Webster tells us that an epiphany is a sudden understanding of a subject that was previously obscured. The Epiphany of the Magi was not a spur of the moment revelation. These scholar kings devoted their lives to studying the heavens, searching the dark for points of light that would inform them of some heavenly purpose for life on earth. In Christ our daily lives are replete with very clear messages if we take time to read them.
Our Epiphany Pageant at St. Peter’s was a clear message of the sublime satisfaction of a life well spent in service to God and neighbor. The Right Reverend Rodney Michel returned to us as guest preacher, celebrant and recipient of the St. Peter’s medal. The deep affection, appreciation and respect that greeted Bishop and Mrs. Michel spoke volumes on the bonds between a good shepherd and his grateful congregation -- another magic (as in Magi) moment at St. Peter’s.
Then came our Annual Meeting, so well organized and administered by both of our Wardens and Vestry Members. Thank you. There must be a special place in heaven for those who do the job of keeping the rest of us on task and on schedule. Thanks also to everyone who participated. The collected wisdom and insights of the parish invaluably inform our decisions. The combined energy, candor, civility and forbearance of the discourse reflected both the passion we all bring to serving the parish and the regard we owe each other as brothers and sisters in Christ. We spoke directly but respectfully to one another and came out the stronger for it. Then as the living body of Christ we came together and were fortified by The Eucharist so that we might get back to work refreshed and renewed.

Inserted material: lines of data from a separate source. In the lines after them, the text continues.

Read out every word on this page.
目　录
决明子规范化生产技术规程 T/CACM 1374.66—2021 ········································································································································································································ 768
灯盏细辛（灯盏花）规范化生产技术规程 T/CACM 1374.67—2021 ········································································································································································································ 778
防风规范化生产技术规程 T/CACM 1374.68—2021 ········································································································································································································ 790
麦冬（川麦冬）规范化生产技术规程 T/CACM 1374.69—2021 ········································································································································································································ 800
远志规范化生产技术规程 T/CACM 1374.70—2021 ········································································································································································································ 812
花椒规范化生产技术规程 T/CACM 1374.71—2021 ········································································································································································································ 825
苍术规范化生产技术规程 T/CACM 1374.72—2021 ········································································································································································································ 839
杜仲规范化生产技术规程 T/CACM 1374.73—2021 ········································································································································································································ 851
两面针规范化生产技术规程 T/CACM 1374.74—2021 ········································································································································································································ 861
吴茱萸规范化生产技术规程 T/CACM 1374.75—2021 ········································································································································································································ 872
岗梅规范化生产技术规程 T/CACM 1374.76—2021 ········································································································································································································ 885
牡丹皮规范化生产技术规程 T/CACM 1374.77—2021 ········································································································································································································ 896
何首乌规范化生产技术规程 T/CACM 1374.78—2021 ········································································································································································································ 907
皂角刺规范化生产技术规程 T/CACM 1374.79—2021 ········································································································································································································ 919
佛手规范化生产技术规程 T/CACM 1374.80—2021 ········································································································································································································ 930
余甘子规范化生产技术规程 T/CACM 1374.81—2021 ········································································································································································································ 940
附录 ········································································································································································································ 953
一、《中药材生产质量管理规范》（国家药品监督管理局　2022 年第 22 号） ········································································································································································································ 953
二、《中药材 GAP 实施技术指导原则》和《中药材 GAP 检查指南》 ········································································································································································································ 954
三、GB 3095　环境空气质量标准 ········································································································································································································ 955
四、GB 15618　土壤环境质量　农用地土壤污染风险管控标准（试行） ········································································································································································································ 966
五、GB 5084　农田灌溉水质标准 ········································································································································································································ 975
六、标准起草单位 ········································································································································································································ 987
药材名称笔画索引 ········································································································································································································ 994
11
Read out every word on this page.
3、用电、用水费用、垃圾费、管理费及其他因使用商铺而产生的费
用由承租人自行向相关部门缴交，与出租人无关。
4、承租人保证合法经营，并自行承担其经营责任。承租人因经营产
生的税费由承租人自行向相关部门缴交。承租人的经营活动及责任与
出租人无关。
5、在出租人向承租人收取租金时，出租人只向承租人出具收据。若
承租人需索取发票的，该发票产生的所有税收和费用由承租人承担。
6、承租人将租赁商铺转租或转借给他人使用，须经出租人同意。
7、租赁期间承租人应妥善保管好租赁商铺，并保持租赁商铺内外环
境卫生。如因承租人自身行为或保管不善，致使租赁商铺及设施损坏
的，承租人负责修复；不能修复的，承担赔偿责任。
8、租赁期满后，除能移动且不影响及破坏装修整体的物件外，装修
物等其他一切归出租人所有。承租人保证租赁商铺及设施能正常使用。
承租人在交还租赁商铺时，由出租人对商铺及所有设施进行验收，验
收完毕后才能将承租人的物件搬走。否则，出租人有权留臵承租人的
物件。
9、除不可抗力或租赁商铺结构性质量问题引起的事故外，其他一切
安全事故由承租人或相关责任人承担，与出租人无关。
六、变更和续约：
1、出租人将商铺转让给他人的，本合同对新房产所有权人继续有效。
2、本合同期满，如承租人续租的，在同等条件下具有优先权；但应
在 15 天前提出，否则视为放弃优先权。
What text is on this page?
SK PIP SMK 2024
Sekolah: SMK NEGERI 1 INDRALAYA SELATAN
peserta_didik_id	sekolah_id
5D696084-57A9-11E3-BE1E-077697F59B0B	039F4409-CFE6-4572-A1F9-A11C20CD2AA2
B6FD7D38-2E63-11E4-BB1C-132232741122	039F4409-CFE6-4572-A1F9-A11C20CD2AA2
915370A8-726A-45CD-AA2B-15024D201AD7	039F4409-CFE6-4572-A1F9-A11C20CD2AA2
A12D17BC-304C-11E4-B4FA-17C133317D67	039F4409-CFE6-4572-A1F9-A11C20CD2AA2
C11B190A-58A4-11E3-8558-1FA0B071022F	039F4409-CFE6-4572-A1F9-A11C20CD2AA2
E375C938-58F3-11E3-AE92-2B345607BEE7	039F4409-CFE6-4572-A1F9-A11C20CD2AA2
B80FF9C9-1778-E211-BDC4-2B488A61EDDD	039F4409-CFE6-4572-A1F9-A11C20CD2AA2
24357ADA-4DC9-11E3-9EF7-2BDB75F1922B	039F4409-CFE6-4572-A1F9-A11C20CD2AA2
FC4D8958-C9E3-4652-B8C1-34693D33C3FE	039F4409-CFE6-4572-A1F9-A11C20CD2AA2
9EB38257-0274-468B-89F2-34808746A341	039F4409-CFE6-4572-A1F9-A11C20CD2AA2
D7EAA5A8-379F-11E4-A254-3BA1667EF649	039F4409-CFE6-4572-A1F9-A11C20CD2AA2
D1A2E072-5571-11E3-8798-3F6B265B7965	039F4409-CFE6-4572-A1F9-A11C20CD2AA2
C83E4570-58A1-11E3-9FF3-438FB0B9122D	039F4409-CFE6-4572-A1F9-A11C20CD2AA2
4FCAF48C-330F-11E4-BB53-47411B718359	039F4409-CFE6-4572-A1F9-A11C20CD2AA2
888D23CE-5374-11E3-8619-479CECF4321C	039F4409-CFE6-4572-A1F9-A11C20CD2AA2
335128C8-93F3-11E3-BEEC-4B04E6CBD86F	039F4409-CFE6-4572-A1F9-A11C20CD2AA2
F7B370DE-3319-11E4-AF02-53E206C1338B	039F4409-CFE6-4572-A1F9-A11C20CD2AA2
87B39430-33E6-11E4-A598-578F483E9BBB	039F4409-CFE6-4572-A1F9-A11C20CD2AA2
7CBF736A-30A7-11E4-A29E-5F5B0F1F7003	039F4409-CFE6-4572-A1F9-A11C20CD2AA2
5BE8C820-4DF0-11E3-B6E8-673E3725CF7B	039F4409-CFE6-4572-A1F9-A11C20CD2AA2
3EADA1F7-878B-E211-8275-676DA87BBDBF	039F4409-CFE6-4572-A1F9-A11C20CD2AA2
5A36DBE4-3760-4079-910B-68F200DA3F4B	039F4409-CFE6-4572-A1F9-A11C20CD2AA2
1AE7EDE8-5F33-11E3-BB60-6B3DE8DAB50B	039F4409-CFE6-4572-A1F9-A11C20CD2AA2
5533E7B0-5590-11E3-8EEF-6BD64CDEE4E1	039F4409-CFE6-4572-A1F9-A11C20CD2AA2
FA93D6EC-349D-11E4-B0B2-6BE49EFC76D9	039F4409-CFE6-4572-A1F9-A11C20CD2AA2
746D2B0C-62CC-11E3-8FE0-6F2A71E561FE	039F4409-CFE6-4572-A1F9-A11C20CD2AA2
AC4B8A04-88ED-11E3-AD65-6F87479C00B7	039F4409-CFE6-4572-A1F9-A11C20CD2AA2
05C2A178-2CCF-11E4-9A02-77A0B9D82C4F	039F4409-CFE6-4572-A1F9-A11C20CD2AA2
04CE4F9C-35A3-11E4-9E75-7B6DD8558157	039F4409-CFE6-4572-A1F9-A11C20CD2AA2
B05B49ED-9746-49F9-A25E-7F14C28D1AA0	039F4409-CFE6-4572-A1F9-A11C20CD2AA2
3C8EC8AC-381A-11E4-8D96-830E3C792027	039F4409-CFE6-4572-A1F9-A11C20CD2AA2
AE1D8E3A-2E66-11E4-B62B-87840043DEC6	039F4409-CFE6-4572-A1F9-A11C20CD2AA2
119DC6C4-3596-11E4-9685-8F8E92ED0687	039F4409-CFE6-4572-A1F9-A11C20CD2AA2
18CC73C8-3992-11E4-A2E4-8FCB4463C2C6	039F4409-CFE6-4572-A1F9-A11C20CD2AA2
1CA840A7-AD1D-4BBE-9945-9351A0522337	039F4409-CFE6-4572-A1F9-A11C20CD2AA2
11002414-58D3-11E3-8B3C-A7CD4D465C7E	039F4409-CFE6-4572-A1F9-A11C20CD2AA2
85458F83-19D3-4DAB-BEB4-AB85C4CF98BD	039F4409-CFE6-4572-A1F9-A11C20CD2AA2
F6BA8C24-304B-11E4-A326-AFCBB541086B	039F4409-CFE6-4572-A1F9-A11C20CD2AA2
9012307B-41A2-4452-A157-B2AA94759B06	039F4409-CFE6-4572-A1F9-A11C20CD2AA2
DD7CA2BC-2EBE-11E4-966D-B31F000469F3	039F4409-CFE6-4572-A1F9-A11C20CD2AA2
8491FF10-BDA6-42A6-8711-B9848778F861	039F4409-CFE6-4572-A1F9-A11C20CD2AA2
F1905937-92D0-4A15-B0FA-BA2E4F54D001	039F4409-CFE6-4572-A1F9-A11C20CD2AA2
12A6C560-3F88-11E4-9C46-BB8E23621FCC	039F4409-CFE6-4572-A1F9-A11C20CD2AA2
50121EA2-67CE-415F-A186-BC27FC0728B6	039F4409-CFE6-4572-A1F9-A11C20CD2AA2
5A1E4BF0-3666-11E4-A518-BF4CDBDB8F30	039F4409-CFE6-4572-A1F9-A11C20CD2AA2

Love at work, Christ at work in our parish family --- we need these signposts. We need to hold on to them tightly as we head into the wilderness of Lent and the challenges of outreach and faith formation, of growth and deficits, of change and fidelity, of seeking God’s help and direction. Knowing all the distractions and obligations of our lives, we all can’t plunge into Lent. But we can make it a prayerful part of our day, to focus on the signs around us. There are 1440 minutes in a day. Let’s start by taking five of them to quietly be alone with God. Acknowledge Him. Worship Him. Ask His help. Seek His forgiveness. Shelter in His protection.
Come join us for our weekday Lenten services. Or just come and sit a few minutes in quiet prayer and reflection. Be still, then, and know that I am God. (Psalm 46) So like the Magi staring into the heavens, we can connect the dots in the darkness and see God’s light shining all around us. No GPS or On-Star Navigation needed. Just a few quiet moments alone with God -- it’s amazing how it puts everything in perspective.